«Наверно, худо и тоскливо живется одинокому верблюду, — подумал я. — Хозяин заставляет его ходить в одной упряжке с ленивым и угрюмым волом. А это не очень весело. И к шагу воловьему никак не приноровишься, да и характер у вола не дай бог: чуть что — пускает в ход рога».

Не знаю, тосковал ли в самом деле верблюд, но я, глядя на него, ощутил такую острую тоску, такое горькое одиночество, словно не верблюд, а сам я попал на чужбину.
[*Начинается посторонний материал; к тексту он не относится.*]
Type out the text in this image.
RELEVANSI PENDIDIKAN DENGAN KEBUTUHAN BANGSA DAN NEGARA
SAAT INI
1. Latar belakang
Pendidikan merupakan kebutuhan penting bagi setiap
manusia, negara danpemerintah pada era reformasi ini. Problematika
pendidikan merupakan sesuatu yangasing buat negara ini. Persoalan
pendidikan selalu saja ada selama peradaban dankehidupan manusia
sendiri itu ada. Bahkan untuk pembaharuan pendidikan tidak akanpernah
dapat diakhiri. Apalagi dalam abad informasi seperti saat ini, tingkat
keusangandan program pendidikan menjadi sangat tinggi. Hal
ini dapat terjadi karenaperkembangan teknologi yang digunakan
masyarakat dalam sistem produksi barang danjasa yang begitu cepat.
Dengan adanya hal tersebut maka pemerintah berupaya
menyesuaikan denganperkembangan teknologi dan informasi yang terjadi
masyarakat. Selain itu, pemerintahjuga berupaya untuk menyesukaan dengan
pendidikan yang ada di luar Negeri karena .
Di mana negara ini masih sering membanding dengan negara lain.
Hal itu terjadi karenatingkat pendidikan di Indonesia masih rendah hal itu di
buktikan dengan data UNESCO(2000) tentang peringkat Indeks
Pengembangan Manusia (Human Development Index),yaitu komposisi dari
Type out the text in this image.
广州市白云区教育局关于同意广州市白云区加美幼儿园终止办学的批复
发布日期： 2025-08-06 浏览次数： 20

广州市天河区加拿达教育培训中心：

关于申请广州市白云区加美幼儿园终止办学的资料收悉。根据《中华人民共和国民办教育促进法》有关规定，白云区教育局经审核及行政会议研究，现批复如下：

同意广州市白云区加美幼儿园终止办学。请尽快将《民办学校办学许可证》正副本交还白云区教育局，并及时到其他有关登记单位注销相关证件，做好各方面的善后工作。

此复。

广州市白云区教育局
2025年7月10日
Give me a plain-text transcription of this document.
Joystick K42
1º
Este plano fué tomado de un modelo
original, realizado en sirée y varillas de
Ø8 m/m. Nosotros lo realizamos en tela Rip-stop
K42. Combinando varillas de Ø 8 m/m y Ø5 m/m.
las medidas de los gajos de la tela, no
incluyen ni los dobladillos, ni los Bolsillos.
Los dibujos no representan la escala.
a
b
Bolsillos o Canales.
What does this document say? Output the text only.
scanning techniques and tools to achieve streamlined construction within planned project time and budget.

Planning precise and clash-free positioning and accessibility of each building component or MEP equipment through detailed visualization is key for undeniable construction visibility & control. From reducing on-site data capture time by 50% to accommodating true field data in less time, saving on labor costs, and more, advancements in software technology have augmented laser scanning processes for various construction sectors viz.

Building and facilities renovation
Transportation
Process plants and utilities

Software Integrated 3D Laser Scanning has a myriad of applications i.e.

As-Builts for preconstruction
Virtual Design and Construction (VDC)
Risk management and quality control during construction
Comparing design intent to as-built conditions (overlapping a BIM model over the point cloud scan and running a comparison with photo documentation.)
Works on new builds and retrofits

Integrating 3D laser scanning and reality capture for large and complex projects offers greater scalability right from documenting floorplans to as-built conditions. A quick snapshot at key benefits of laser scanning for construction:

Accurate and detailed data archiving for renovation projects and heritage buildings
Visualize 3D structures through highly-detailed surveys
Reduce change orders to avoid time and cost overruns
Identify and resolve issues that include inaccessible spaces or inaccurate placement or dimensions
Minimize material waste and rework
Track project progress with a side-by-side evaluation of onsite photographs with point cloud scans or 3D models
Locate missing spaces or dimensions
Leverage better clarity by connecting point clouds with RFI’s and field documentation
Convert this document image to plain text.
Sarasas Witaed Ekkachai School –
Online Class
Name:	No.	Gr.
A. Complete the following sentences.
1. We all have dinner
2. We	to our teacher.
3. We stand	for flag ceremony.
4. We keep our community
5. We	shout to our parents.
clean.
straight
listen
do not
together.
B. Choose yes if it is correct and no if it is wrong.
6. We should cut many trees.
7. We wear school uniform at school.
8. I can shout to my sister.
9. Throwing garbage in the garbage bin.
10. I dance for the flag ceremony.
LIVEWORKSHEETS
Какое там на чужбину — на другую планету! Моя фантазия в ту пору не знала удержу, ей нужен был только незначительный толчок, после которого все шло, как в трехсерийном приключенческом фильме. Но как бы ни увлекателен был фильм, все равно неизбежно появится на экране слово «конец» и в зале зажгут свет. Со мной на площади у военкомата произошло нечто похожее: через минуту я, уже не думая больше о верблюде, нырнул в шумное человеческое море, залившее площадь. Неси меня, людская волна, неси! Я твой, только твой!

Красивый, могучий народ — тавричане. Особенно хлопцы-призывники. Одни чубы их чего стоят! Пышные лихие чубы, выпущенные напоказ из-под каракулевых кубанок и лакированных козырьков новеньких фуражек. Любуйтесь, дескать, люди добрые, последний раз любуйтесь. Не сегодня, так завтра срежут их скрипучими ножницами под корень подручные парикмахера Ветросова.

Я жадно смотрел на призывников и «дядьков», слушал, о чем они говорили. А услышать тут можно было такое, чего ни в какой книге не прочтешь. Тут клялись в любви и верности: «Буду ждать тебя до гробовой доски!» Тут сыновья жаловались на прижимистых отцов, а отцы — на непослушных сыновей. Поглаживая прокуренные усы, старшие хуторяне давали детям, на голову переросшим их самих, родительские советы на все случаи жизни. Подвыпивший хлебороб, встретив тоже захмелевшего дружка, громко, на всю площадь, выкладывал свои горести. И про то, что телка годовалая — «царица с белой звездочкой на лбу» — подохла, и про норовистого коня, который «кусается и лягается, словно зверь лютый», и про строптивую жинку — «житья от нее нет: пропадаю, кум, ни за что пропадаю». Тут говорили о налогах, о комитетчиках, о том, будет или не будет вскорости война, о ценах на пшеницу и на мануфактуру.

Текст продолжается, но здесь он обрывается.